Ø     Increasing a fixed-amount cost-sharing requirement, other than a copayment (e.g., a deductible or out-of-pocket limit), if the total percentage increase in the cost-sharing requirement exceeds the “maximum percentage increase” (the increase in the overall medical care component of the Consumer Price Index for All Urban Consumers [CPI-U] plus 15 percentage points).  For example, if an employer increased  the plan’s deductible from $250 to $500, this would cause the plan to lose grandfathered status since the 100 percent increase in the deductible is greater than current medical inflation plus 15 percentage points.

Ø     Increasing a fixed-amount copayment, if the total increase in the copayment exceeds the greater of: $5 increased by medical inflation as measured from the grandfathered date, or a total percentage measured from the grandfathered date that is more than the sum of medical inflation plus 15 percentage points.  For example, increasing a fixed presricption co-pay amount from $20 to $30 would cause the plan to lose its grandfathered status, since it is more than a $5 increase and, as a 50 percent increase, is more than the sum of medical inflation plus 15 percent.

Ø     Decreasing the employer’s contribution rate toward the cost of any tier of coverage for any class of similarly situated individuals by more than 5 percentage points.  The contribution rate means the amount of contributions made by an employer compared to the total cost of coverage, expressed as a percentage.  The cost of coverage is determined in the same way the premium is calculated for COBRA continuation coverage purposes.  For example, if an employer was currently subsidizing 80 percent of employee-only health coverage and 50 percent of family coverage, and then decided to decrease its subsidy to 70 percent for employee-only coverage and leave family coverage at 50 percent, the plan would lose its grandfathered status since the drop in the employer contribution rate for employee-only coverage was more than 5 percentage points.  Note too that the measurement date of this decrease is not year-to-year, but rather always measured from the contribution rate in place on the grandfathered date (March 23, 2010).

Ø     Decreasing or imposing a new annual limit on the dollar value of benefits.  However, plans with an existing lifetime limit are permitted to adopt an overall annual limit at a dollar value that is lower than the dollar value of the plan’s lifetime limit, subject to restrictions on annual limits.

Ø     In addition, the Interim Final Rules contain anti-abuse rules with regard to certain mergers, acquisitions and plan transfers that do not have a bona fide employment-based reason in order to attempt to maintain grandfathered status.
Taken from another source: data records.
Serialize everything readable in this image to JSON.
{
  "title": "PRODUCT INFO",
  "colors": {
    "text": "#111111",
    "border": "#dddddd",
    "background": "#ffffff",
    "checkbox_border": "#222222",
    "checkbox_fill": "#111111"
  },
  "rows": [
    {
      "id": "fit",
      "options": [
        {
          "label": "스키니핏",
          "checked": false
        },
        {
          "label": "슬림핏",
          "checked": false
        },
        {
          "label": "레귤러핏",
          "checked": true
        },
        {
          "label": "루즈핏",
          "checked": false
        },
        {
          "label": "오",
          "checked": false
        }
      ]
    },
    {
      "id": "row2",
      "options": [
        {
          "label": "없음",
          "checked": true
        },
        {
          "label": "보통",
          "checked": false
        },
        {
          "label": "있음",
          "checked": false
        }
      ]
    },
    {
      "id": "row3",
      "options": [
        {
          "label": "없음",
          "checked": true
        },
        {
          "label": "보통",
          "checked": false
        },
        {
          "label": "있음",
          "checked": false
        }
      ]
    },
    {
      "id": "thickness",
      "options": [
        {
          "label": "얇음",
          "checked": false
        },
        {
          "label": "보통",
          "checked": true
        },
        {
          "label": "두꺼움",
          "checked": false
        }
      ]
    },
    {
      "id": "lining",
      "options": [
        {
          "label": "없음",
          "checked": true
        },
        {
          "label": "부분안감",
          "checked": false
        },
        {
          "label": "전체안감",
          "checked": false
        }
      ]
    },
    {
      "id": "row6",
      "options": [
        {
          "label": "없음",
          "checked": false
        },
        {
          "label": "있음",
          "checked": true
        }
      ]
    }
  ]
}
In an interesting note in the Preamble to the interim final regulations, any plan design change made in good faith between March 23, 2010 and June 17, 2010 (the publication date of the interim final regulations), that “only modestly exceed the permitted changes” outlined above will not cause a grandfathered plan to lose its status.
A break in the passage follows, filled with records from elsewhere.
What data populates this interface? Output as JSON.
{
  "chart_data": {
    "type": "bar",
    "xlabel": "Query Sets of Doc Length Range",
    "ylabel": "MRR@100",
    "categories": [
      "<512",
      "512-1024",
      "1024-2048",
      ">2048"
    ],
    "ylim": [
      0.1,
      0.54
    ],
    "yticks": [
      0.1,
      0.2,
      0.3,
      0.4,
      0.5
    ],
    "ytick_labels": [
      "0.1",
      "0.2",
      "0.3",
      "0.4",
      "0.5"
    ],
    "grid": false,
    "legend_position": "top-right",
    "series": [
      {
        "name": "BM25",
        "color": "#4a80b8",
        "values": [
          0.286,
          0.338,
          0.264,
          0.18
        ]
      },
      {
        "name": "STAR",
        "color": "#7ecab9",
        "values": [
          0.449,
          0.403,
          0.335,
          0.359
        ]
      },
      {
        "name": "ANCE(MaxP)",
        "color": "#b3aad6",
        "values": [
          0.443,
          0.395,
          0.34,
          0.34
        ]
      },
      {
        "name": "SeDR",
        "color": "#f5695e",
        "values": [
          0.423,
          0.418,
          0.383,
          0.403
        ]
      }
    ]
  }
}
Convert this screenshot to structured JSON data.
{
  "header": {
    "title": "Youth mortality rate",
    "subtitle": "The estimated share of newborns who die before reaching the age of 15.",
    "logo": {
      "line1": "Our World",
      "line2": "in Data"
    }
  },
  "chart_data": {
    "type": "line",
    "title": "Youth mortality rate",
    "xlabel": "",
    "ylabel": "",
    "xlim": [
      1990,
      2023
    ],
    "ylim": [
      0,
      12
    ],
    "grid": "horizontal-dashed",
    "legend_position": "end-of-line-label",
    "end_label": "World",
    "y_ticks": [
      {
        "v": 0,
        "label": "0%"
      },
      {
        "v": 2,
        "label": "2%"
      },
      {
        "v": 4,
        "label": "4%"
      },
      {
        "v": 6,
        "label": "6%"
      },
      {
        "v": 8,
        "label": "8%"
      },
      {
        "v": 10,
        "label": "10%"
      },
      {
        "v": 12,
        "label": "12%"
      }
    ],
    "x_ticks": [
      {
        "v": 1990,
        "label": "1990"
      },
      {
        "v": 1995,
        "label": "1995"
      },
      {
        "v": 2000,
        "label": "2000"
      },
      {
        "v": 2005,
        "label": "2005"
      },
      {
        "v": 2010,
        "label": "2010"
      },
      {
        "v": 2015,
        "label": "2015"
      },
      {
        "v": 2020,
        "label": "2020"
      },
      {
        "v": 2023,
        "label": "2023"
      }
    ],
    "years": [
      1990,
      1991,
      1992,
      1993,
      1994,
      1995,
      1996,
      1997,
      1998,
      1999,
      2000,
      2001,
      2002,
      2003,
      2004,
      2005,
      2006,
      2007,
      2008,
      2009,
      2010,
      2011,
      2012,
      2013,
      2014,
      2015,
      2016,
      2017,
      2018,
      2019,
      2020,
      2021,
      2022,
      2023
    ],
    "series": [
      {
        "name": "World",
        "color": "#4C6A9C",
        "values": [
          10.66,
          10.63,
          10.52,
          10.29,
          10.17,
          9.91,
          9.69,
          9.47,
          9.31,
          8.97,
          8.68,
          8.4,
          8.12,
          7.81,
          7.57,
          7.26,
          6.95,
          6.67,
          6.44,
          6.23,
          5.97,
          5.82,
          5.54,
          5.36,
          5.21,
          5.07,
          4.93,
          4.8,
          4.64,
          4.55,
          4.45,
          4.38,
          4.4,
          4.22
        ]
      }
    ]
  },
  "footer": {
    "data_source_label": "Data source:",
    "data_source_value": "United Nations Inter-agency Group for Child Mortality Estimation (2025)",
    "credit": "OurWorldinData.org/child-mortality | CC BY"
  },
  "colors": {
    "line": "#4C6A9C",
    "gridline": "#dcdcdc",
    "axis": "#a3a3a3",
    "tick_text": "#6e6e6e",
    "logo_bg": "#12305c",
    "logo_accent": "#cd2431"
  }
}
Special Grandfather Rules for Collectively Bargained Plans

While there are no special rules for self-funded collectively bargained plans, insured plans subject to collective bargaining that were ratified before March 23, 2010 and which contained good-faith bargaining over health plan benefits do have some special grandfather rules.
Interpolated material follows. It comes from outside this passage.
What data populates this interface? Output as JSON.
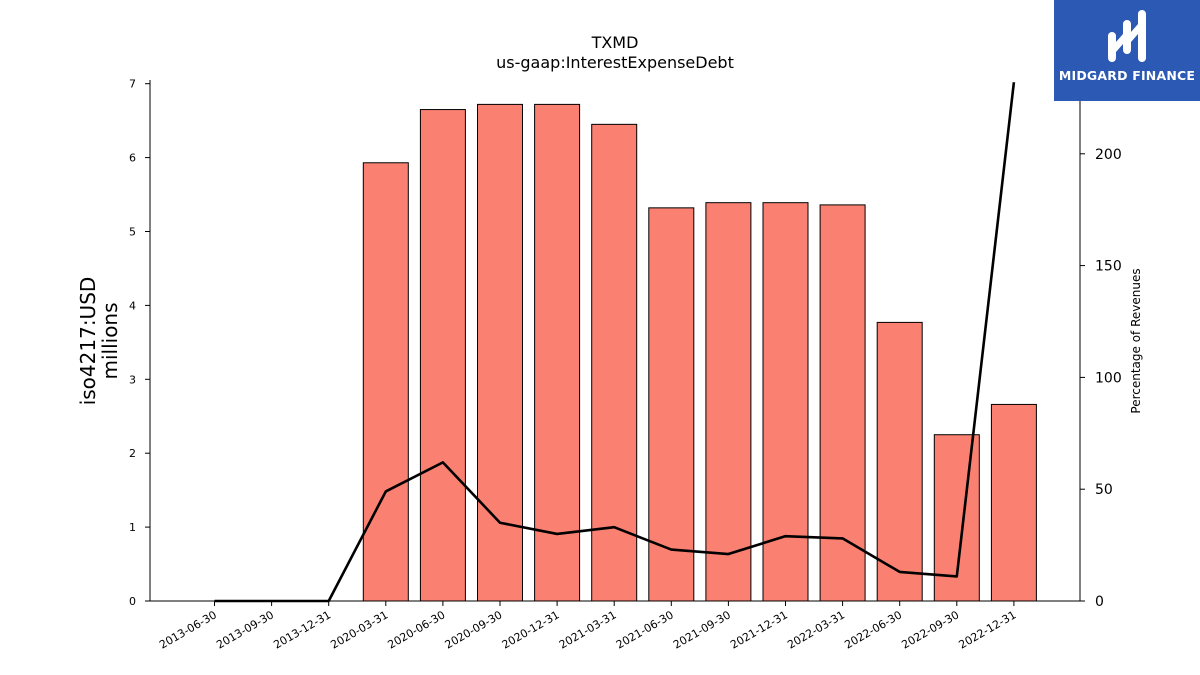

As an exception to normal grandfathering rules, changing the insurance issuer during the period of a collective bargaining agreement will not cause the health plan to lose grandfathered status.  After the termination date of the bargaining agreement, the coverage is treated as a grandfathered health plan until it loses grandfathered status under one of the situations described above.  The determination of grandfathered status is made by considering changes to the terms of the plan since the grandfather date.  Therefore, changes made during the period of a collective bargaining agreement could cause the plan to lose grandfathered status immediately upon the termination date of the collective bargaining agreement.

Summary

All employers should review their plan designs that were in place on March 23, 2010 and the new requirements to maintain grandfathered plan status.  Upon such detailed review, some employers may decide to try to maintain grandfathered status while others may choose to forgo such status due to plan cost or design issues.